Gone in Sixty Seconds

Washington City Paper | March 3, 2006
“I gotta be honest, I’m really not likin’ it,” booms a pushy mock interviewer early on in Security Screenings, Prefuse 73’s not-quite follow-up to last year’s offending disc, Surrounded by Silence. “Could you have any more guest spots on there?” The track, “Illiterate Interlude,” could be a grudging apology to critics and fans who soured on Silence’s outsourced vibe. Though the fake journalist doesn’t allow Prefuse prime mover Scott Herren to defend himself, Herren’s background giggles seem to signal a good-natured acceptance—or maybe that he just doesn’t give a fuck.
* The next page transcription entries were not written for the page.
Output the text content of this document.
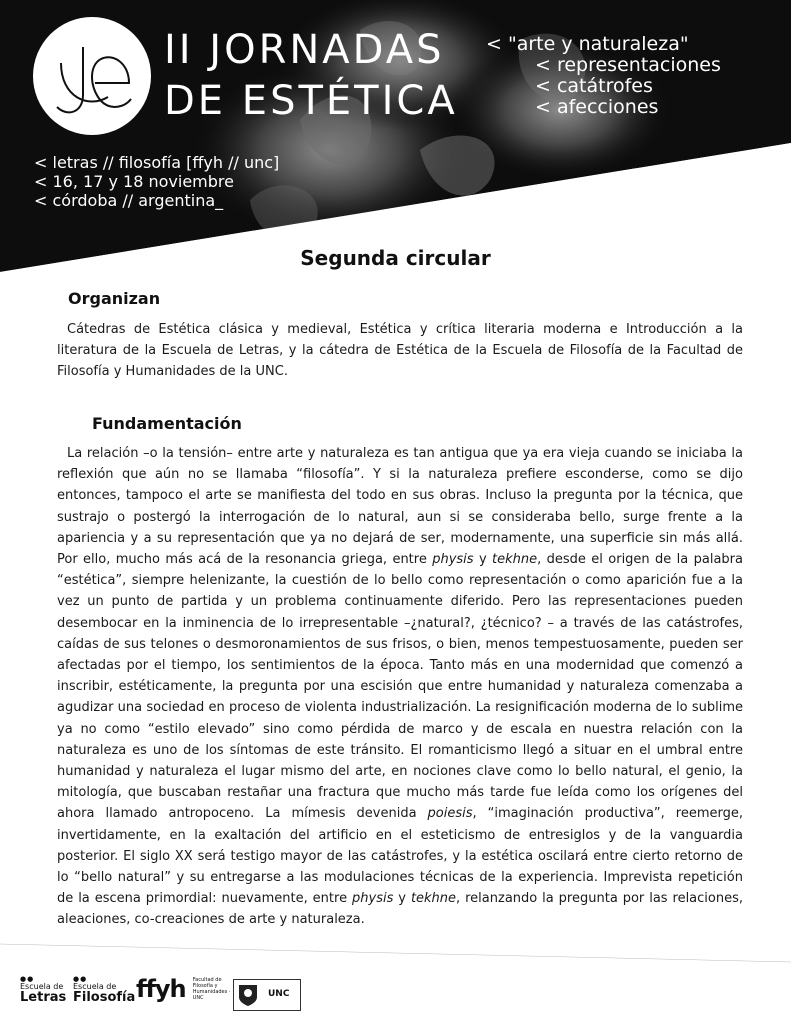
II JORNADAS
DE ESTÉTICA
< "arte y naturaleza"
< representaciones
< catátrofes
< afecciones
< letras // filosofía [ffyh // unc]
< 16, 17 y 18 noviembre
< córdoba // argentina_
Segunda circular
Organizan

Cátedras de Estética clásica y medieval, Estética y crítica literaria moderna e Introducción a la literatura de la Escuela de Letras, y la cátedra de Estética de la Escuela de Filosofía de la Facultad de Filosofía y Humanidades de la UNC.

Fundamentación

La relación –o la tensión– entre arte y naturaleza es tan antigua que ya era vieja cuando se iniciaba la reflexión que aún no se llamaba “filosofía”. Y si la naturaleza prefiere esconderse, como se dijo entonces, tampoco el arte se manifiesta del todo en sus obras. Incluso la pregunta por la técnica, que sustrajo o postergó la interrogación de lo natural, aun si se consideraba bello, surge frente a la apariencia y a su representación que ya no dejará de ser, modernamente, una superficie sin más allá. Por ello, mucho más acá de la resonancia griega, entre physis y tekhne, desde el origen de la palabra “estética”, siempre helenizante, la cuestión de lo bello como representación o como aparición fue a la vez un punto de partida y un problema continuamente diferido. Pero las representaciones pueden desembocar en la inminencia de lo irrepresentable –¿natural?, ¿técnico? – a través de las catástrofes, caídas de sus telones o desmoronamientos de sus frisos, o bien, menos tempestuosamente, pueden ser afectadas por el tiempo, los sentimientos de la época. Tanto más en una modernidad que comenzó a inscribir, estéticamente, la pregunta por una escisión que entre humanidad y naturaleza comenzaba a agudizar una sociedad en proceso de violenta industrialización. La resignificación moderna de lo sublime ya no como “estilo elevado” sino como pérdida de marco y de escala en nuestra relación con la naturaleza es uno de los síntomas de este tránsito. El romanticismo llegó a situar en el umbral entre humanidad y naturaleza el lugar mismo del arte, en nociones clave como lo bello natural, el genio, la mitología, que buscaban restañar una fractura que mucho más tarde fue leída como los orígenes del ahora llamado antropoceno. La mímesis devenida poiesis, “imaginación productiva”, reemerge, invertidamente, en la exaltación del artificio en el esteticismo de entresiglos y de la vanguardia posterior. El siglo XX será testigo mayor de las catástrofes, y la estética oscilará entre cierto retorno de lo “bello natural” y su entregarse a las modulaciones técnicas de la experiencia. Imprevista repetición de la escena primordial: nuevamente, entre physis y tekhne, relanzando la pregunta por las relaciones, aleaciones, co-creaciones de arte y naturaleza.

●●
Escuela de
Letras
●●
Escuela de
Filosofía ffyh Facultad de Filosofía y Humanidades · UNC	UNC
After all, Prefuse’s influential early full-lengths, 2001’s Vocal Studies & Uprock Narratives and 2003’s One Word Extinguisher, employed their own smatterings of guest artists. The Rolodex-twirling has slowed on this album, which features collabs only with Four Tet and TV on the Radio’s Babatunde Adebimpe, but a more significant shift on Screenings is that Herren has distanced himself even further from the hiphop of his early work, diving headlong into glitchy bleeps, bloops, and splats. Where his samples were once merely hard to recognize, they’re now completely obliterated. On Screenings, grooves rarely last longer than a minute or two, and even then they’re usually laced with startling asides. A few tracks actually bother to invite you to stick around for a while. The romantic “Matrimonioids....” offers a solid 3:45 of ambience, and “When the Grip Lets You Go”’s clanky, fuzzy beat alternates with a free-jazz warm-up, the two finally blending together and then, aptly, losing grip. The choppy upper layers of “No Origin” are held in place by steady drumwork; it’s perhaps the most obvious nod to Prefuse’s beat-driven past. And Prodigy of Mobb Deep’s sampled self-ID as a “skinny motherfucker” remains somewhat detectable under the opening scribbles and honks of “Weight Watching” before the track’s clanking chimes, dripping water, and lagging beats come together to form one of the album’s easier-to-follow melodies—that is, until the baffling Spanish-language acoustic coda. Security Screenings has its fair share of beautiful moments, however fleeting, and Herren’s ear for an off-kilter groove is still strong. Too bad you can’t quite shake the feeling that he’s giggling at us all.